The chromosomes of the human genome are organized in three-dimension by compartmentalizing the cell nucleus. Additionally, different loci on the chromosomes are frequently interacting with each other. It is known that such spatial organization of chromosomes in the nucleus is tightly controlled. However, the principles of such complex organization and its functional impacts are poorly understood. Leveraging new genome-wide mapping technologies, we are developing new algorithms utilizing machine learning techniques to probe the 3D genome organization. (1) Revealing spatial genome organization relative to nuclear compartments. (2) Understanding the principles of spatial genome organization and its impact on gene regulation.
Ultimately, human biology must be understood in the context of evolution. Advances in next-generation sequencing technologies have tremendously reduced sequencing costs, which has dramatically expanded the reach of genetic studies to many more non-model organisms. The whole genome sequences of these new species will provide us with unprecedented opportunities to elucidate the trajectory of genome evolution and gene regulation variations that result in phenotypic diversity. We are working on several key problems in comparative genomics that will allow us to address important evolutionary and biomedical questions. (1) Identifying large-scale chromosomal changes to understand the evolutionary history of genome structure and evolutionary breakpoint regions. (2) Discovering gene regulatory elements and their functional roles in the human genome. (3) Understanding the evolutionary history of transcriptional regulation in different tissue types in mammals.
Cancer is a genetic disease. All cancers share a common pathogenesis, which is the outcome of a process of Darwinian evolution occurring among cell populations within the microenvironments provided by certain tissues. The evolutionary process can promote cells carrying advantageous mutations that confer the capability to proliferate and survive more effectively, which may consequently invade tissues to cause cancer and eventually metastasize. Indeed, genomes of somatic cells undergo dramatic changes that promote cancer development and progression, including point mutations, structural variants, copy number alterations, as well as epigenetic aberrations. We are developing new methodologies to determine important alterations in tumor cells. (1) Identifying driver genomic alterations in cancer. (2) Understanding the role of structural variants and copy number alterations in cancer genomes. (3) Discovering key perturbations in transcriptional regulation in cancer.
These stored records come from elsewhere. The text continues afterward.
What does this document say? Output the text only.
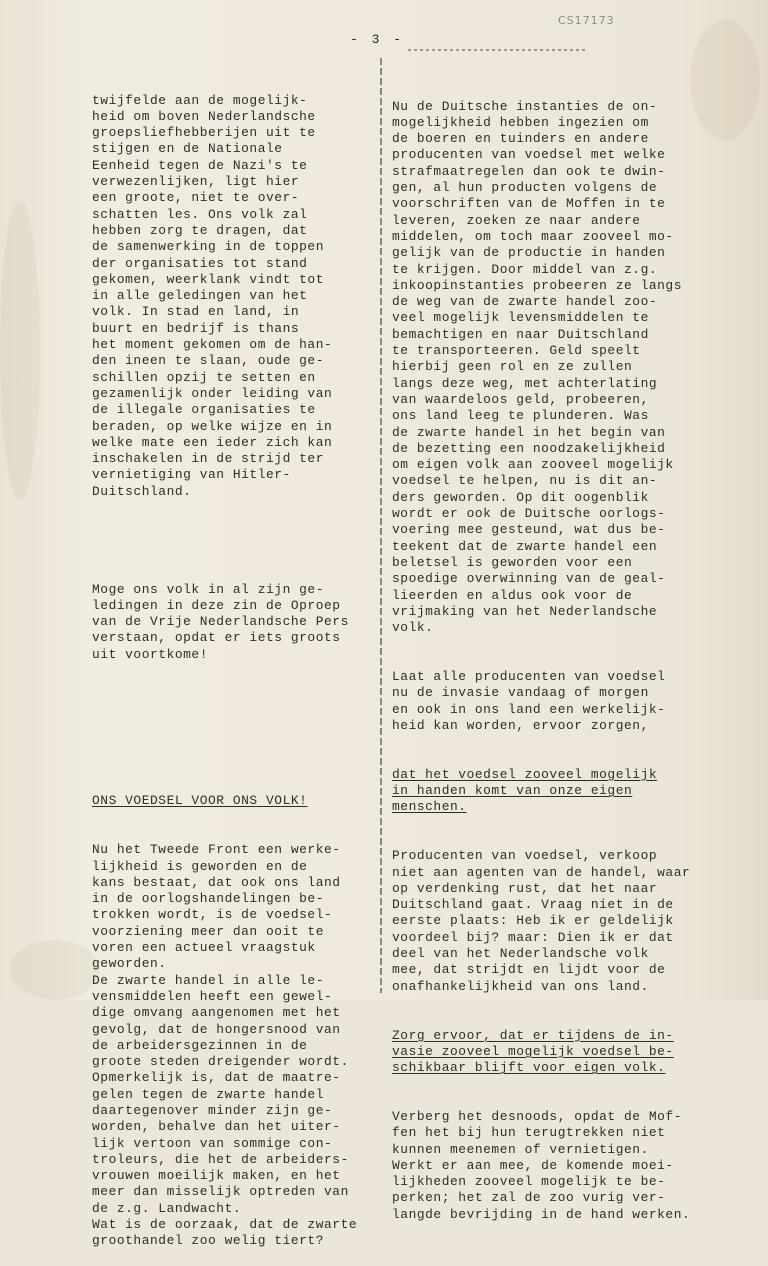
CS17173
- 3 -

twijfelde aan de mogelijk-
heid om boven Nederlandsche
groepsliefhebberijen uit te
stijgen en de Nationale
Eenheid tegen de Nazi's te
verwezenlijken, ligt hier
een groote, niet te over-
schatten les. Ons volk zal
hebben zorg te dragen, dat
de samenwerking in de toppen
der organisaties tot stand
gekomen, weerklank vindt tot
in alle geledingen van het
volk. In stad en land, in
buurt en bedrijf is thans
het moment gekomen om de han-
den ineen te slaan, oude ge-
schillen opzij te setten en
gezamenlijk onder leiding van
de illegale organisaties te
beraden, op welke wijze en in
welke mate een ieder zich kan
inschakelen in de strijd ter
vernietiging van Hitler-
Duitschland.

Moge ons volk in al zijn ge-
ledingen in deze zin de Oproep
van de Vrije Nederlandsche Pers
verstaan, opdat er iets groots
uit voortkome!

ONS VOEDSEL VOOR ONS VOLK!

Nu het Tweede Front een werke-
lijkheid is geworden en de
kans bestaat, dat ook ons land
in de oorlogshandelingen be-
trokken wordt, is de voedsel-
voorziening meer dan ooit te
voren een actueel vraagstuk
geworden.
De zwarte handel in alle le-
vensmiddelen heeft een gewel-
dige omvang aangenomen met het
gevolg, dat de hongersnood van
de arbeidersgezinnen in de
groote steden dreigender wordt.
Opmerkelijk is, dat de maatre-
gelen tegen de zwarte handel
daartegenover minder zijn ge-
worden, behalve dan het uiter-
lijk vertoon van sommige con-
troleurs, die het de arbeiders-
vrouwen moeilijk maken, en het
meer dan misselijk optreden van
de z.g. Landwacht.
Wat is de oorzaak, dat de zwarte
groothandel zoo welig tiert?

Nu de Duitsche instanties de on-
mogelijkheid hebben ingezien om
de boeren en tuinders en andere
producenten van voedsel met welke
strafmaatregelen dan ook te dwin-
gen, al hun producten volgens de
voorschriften van de Moffen in te
leveren, zoeken ze naar andere
middelen, om toch maar zooveel mo-
gelijk van de productie in handen
te krijgen. Door middel van z.g.
inkoopinstanties probeeren ze langs
de weg van de zwarte handel zoo-
veel mogelijk levensmiddelen te
bemachtigen en naar Duitschland
te transporteeren. Geld speelt
hierbij geen rol en ze zullen
langs deze weg, met achterlating
van waardeloos geld, probeeren,
ons land leeg te plunderen. Was
de zwarte handel in het begin van
de bezetting een noodzakelijkheid
om eigen volk aan zooveel mogelijk
voedsel te helpen, nu is dit an-
ders geworden. Op dit oogenblik
wordt er ook de Duitsche oorlogs-
voering mee gesteund, wat dus be-
teekent dat de zwarte handel een
beletsel is geworden voor een
spoedige overwinning van de geal-
lieerden en aldus ook voor de
vrijmaking van het Nederlandsche
volk.

Laat alle producenten van voedsel
nu de invasie vandaag of morgen
en ook in ons land een werkelijk-
heid kan worden, ervoor zorgen,

dat het voedsel zooveel mogelijk
in handen komt van onze eigen
menschen.

Producenten van voedsel, verkoop
niet aan agenten van de handel, waar
op verdenking rust, dat het naar
Duitschland gaat. Vraag niet in de
eerste plaats: Heb ik er geldelijk
voordeel bij? maar: Dien ik er dat
deel van het Nederlandsche volk
mee, dat strijdt en lijdt voor de
onafhankelijkheid van ons land.

Zorg ervoor, dat er tijdens de in-
vasie zooveel mogelijk voedsel be-
schikbaar blijft voor eigen volk.

Verberg het desnoods, opdat de Mof-
fen het bij hun terugtrekken niet
kunnen meenemen of vernietigen.
Werkt er aan mee, de komende moei-
lijkheden zooveel mogelijk te be-
perken; het zal de zoo vurig ver-
langde bevrijding in de hand werken.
We have a keen interest in developing novel algorithms and tools for more efficient and more accurate analysis of genomic data, especially for the high-throughput next-generation sequencing reads. We utilize techniques in machine learning, combinatorial optimization, information theory, statistics, and high-performance computing. We are designing new algorithms for doing genome assembly of large genomes, error correction, and data compression. We also work on various methods to handle sequencing reads from RNA-seq, ChIP-seq, as well as data from whole-genome sequencing, in order to more effectively extract biologically significant information from high-throughput datasets. In addition, we continue to work on fundamental problems in computational genomics, e.g., multiple sequence alignment and whole genome comparisons.